Scientists transfer obscure courtship behavior between species via mutation of a single gene

Amazing stuff!

"In a breakthrough study, scientists have transferred a courtship behavior from one species to another, triggering the recipient to perform this completely foreign act as if it was its own. While genes have been swapped between species to influence traits, a totally unknown behavior has never been genetically swapped into a different animal before. ..."

"Researchers in Japan have genetically transferred a unique courtship behavior from one fruit fly species to another. By turning on a single gene in insulin-producing neurons, the team successfully made a species of fruit fly (Drosophila melanogaster) perform a gift-giving ritual it had never done before. The study ...  represents the first example of manipulating a single gene to create new neural connections and transfer behavior between species.  ..."

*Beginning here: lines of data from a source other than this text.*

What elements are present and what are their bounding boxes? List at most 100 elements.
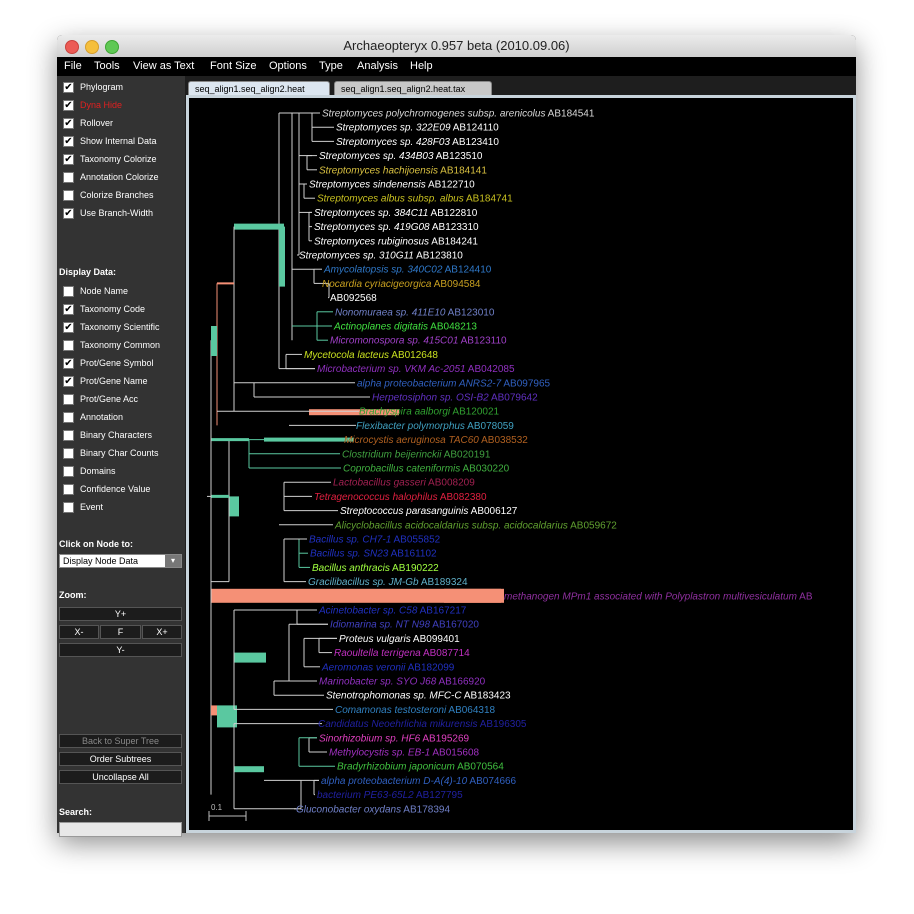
leaf-label[interactable]: Clostridium beijerinckii AB020191 [342,449,491,460]
leaf-label[interactable]: Actinoplanes digitatis AB048213 [333,322,477,333]
checkbox-node-name[interactable] [63,286,74,297]
checkbox-taxonomy-code[interactable]: ✔ [63,304,74,315]
leaf-label[interactable]: alpha proteobacterium ANRS2-7 AB097965 [357,378,551,389]
leaf-label[interactable]: Idiomarina sp. NT N98 AB167020 [330,620,479,631]
checkbox-prot-gene-name[interactable]: ✔ [63,376,74,387]
checkbox-show-internal-data[interactable]: ✔ [63,136,74,147]
leaf-label[interactable]: Lactobacillus gasseri AB008209 [333,478,475,489]
menu-help[interactable]: Help [410,60,433,72]
checkbox-prot-gene-acc[interactable] [63,394,74,405]
order-subtrees-button[interactable]: Order Subtrees [59,752,182,766]
leaf-label[interactable]: Streptomyces sp. 419G08 AB123310 [314,222,479,233]
leaf-label[interactable]: Herpetosiphon sp. OSI-B2 AB079642 [372,393,538,404]
leaf-label[interactable]: Sinorhizobium sp. HF6 AB195269 [319,733,470,744]
leaf-label[interactable]: Streptomyces sp. 428F03 AB123410 [336,137,499,148]
tab-seq-align-heat[interactable]: seq_align1.seq_align2.heat [188,81,330,96]
leaf-label[interactable]: Streptomyces sp. 384C11 AB122810 [314,208,478,219]
checkbox-use-branch-width[interactable]: ✔ [63,208,74,219]
leaf-label[interactable]: Marinobacter sp. SYO J68 AB166920 [319,677,486,688]
checkbox-binary-characters[interactable] [63,430,74,441]
leaf-label[interactable]: Microbacterium sp. VKM Ac-2051 AB042085 [317,364,515,375]
leaf-label[interactable]: Aeromonas veronii AB182099 [321,662,455,673]
zoom-fit-button[interactable]: F [100,625,141,639]
leaf-label[interactable]: methanogen MPm1 associated with Polyplas… [504,591,813,602]
leaf-label[interactable]: Bradyrhizobium japonicum AB070564 [337,762,504,773]
zoom-x-plus-button[interactable]: X+ [142,625,182,639]
leaf-label[interactable]: Streptomyces sp. 310G11 AB123810 [299,251,463,262]
leaf-label[interactable]: Streptomyces rubiginosus AB184241 [314,236,478,247]
leaf-label[interactable]: Tetragenococcus halophilus AB082380 [314,492,487,503]
tab-seq-align-heat-tax[interactable]: seq_align1.seq_align2.heat.tax [334,81,492,96]
leaf-label[interactable]: Micromonospora sp. 415C01 AB123110 [330,336,507,347]
checkbox-rollover[interactable]: ✔ [63,118,74,129]
tree-panel[interactable]: Streptomyces polychromogenes subsp. aren… [189,98,853,830]
heat-branch[interactable] [234,766,264,773]
leaf-label[interactable]: Flexibacter polymorphus AB078059 [356,421,514,432]
phylogenetic-tree[interactable]: Streptomyces polychromogenes subsp. aren… [189,98,853,830]
leaf-label[interactable]: Mycetocola lacteus AB012648 [304,350,438,361]
leaf-label[interactable]: Coprobacillus cateniformis AB030220 [343,464,510,475]
menu-tools[interactable]: Tools [94,60,120,72]
checkbox-annotation-colorize[interactable] [63,172,74,183]
checkbox-dyna-hide[interactable]: ✔ [63,100,74,111]
leaf-label[interactable]: Streptomyces sp. 434B03 AB123510 [319,151,483,162]
leaf-label[interactable]: Streptomyces polychromogenes subsp. aren… [322,109,595,120]
leaf-label[interactable]: Gracilibacillus sp. JM-Gb AB189324 [308,577,468,588]
leaf-label[interactable]: Bacillus sp. SN23 AB161102 [310,549,437,560]
leaf-label[interactable]: Amycolatopsis sp. 340C02 AB124410 [323,265,492,276]
leaf-label[interactable]: Streptomyces sindenensis AB122710 [309,180,475,191]
leaf-label[interactable]: Bacillus sp. CH7-1 AB055852 [309,535,441,546]
checkbox-binary-char-counts[interactable] [63,448,74,459]
leaf-label[interactable]: alpha proteobacterium D-A(4)-10 AB074666 [321,776,517,787]
zoom-y-plus-button[interactable]: Y+ [59,607,182,621]
checkbox-annotation[interactable] [63,412,74,423]
leaf-label[interactable]: Alicyclobacillus acidocaldarius subsp. a… [334,520,617,531]
menu-analysis[interactable]: Analysis [357,60,398,72]
checkbox-prot-gene-symbol[interactable]: ✔ [63,358,74,369]
checkbox-confidence-value[interactable] [63,484,74,495]
heat-branch[interactable] [234,652,266,663]
leaf-label[interactable]: Methylocystis sp. EB-1 AB015608 [329,748,480,759]
heat-branch[interactable] [211,326,217,356]
leaf-label[interactable]: bacterium PE63-65L2 AB127795 [317,790,463,801]
heat-branch[interactable] [279,226,285,287]
back-to-super-tree-button[interactable]: Back to Super Tree [59,734,182,748]
uncollapse-all-button[interactable]: Uncollapse All [59,770,182,784]
checkbox-taxonomy-common[interactable] [63,340,74,351]
checkbox-domains[interactable] [63,466,74,477]
checkbox-event[interactable] [63,502,74,513]
menu-font-size[interactable]: Font Size [210,60,256,72]
search-input[interactable] [59,822,182,837]
leaf-label[interactable]: Stenotrophomonas sp. MFC-C AB183423 [326,691,511,702]
checkbox-phylogram[interactable]: ✔ [63,82,74,93]
leaf-label[interactable]: Bacillus anthracis AB190222 [312,563,439,574]
leaf-label[interactable]: Streptomyces albus subsp. albus AB184741 [317,194,513,205]
leaf-label[interactable]: Gluconobacter oxydans AB178394 [296,804,450,815]
leaf-label[interactable]: Nonomuraea sp. 411E10 AB123010 [335,307,495,318]
zoom-y-minus-button[interactable]: Y- [59,643,182,657]
leaf-label[interactable]: Proteus vulgaris AB099401 [339,634,460,645]
menu-view-as-text[interactable]: View as Text [133,60,194,72]
leaf-label[interactable]: Raoultella terrigena AB087714 [334,648,470,659]
heat-branch[interactable] [229,496,239,517]
heat-branch[interactable] [211,705,217,716]
chevron-down-icon[interactable]: ▾ [165,555,181,567]
menu-options[interactable]: Options [269,60,307,72]
leaf-label[interactable]: Nocardia cyriacigeorgica AB094584 [322,279,481,290]
leaf-label[interactable]: Streptomyces sp. 322E09 AB124110 [336,123,499,134]
heat-branch[interactable] [444,588,504,603]
checkbox-taxonomy-scientific[interactable]: ✔ [63,322,74,333]
leaf-label[interactable]: AB092568 [330,293,377,304]
menu-type[interactable]: Type [319,60,343,72]
leaf-label[interactable]: Microcystis aeruginosa TAC60 AB038532 [344,435,528,446]
checkbox-colorize-branches[interactable] [63,190,74,201]
leaf-label[interactable]: Streptococcus parasanguinis AB006127 [340,506,518,517]
leaf-label[interactable]: Streptomyces hachijoensis AB184141 [319,165,487,176]
leaf-label[interactable]: Brachyspira aalborgi AB120021 [359,407,500,418]
checkbox-taxonomy-colorize[interactable]: ✔ [63,154,74,165]
click-on-node-select[interactable]: Display Node Data ▾ [59,554,182,568]
zoom-x-minus-button[interactable]: X- [59,625,99,639]
leaf-label[interactable]: Comamonas testosteroni AB064318 [335,705,496,716]
leaf-label[interactable]: Acinetobacter sp. C58 AB167217 [318,606,467,617]
menu-file[interactable]: File [64,60,82,72]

From the editor's summary and abstract:
"Editor’s summary
In the fruit fly Drosophila subobscura, courtship behavior includes nuptial gift giving, in which the male feeds the female a regurgitated food gift. The same behavior is not observed in related species, including the common lab animal D. melanogaster.
Tanaka et al. studied the genetics of nuptial gift giving in male animals and showed that expression of the gene FruitlessM (FruM) in insulin-like peptide-producing cells (IPCs) was both necessary and sufficient for triggering this behavior in D. subobscura.
Overexpression of FruM in D. melanogaster IPCs induced neurite outgrowth in these cells and increased regurgitation behavior. These results unveil the genetic and neuronal basis of an evolutionary important species-specific behavior. ...

Abstract
In accepting a courting male, Drosophila subobscura females require nuptial gift giving in which a male gives regurgitated crop contents to her mouth to mouth. No similar behavior is found in D. melanogaster.
By clonal activation of neurons expressing the male-determinant FruM, we identified insulin-like peptide–producing cells (IPCs) and their putative postsynaptic targets, proboscis-innervating motoneurons, as those critical for gift giving.
We demonstrate that loss of FruM from D. subobscura IPCs abrogates neurite extension and gift giving, whereas FruM overexpression in their D. melanogaster counterparts induces overgrowth of neurites that harbor functional synapses, culminating in increased regurgitation.
We suggest that the acquisition of FruM expression by IPCs was a key event occurring in an ancestral D. subobscura that conferred a latent capability to perform nuptial gift giving."

Scientists transfer courtship behavior between species



Scientists have successfully transferred gift-giving courtship behavior from Drosophila subobscura to D. melanogaster males. They genetically engineered insulin-producing neurons in D. melanogaster to produce FruM proteins, causing these cells to grow long neural projections and connect to the courtship center in the brain.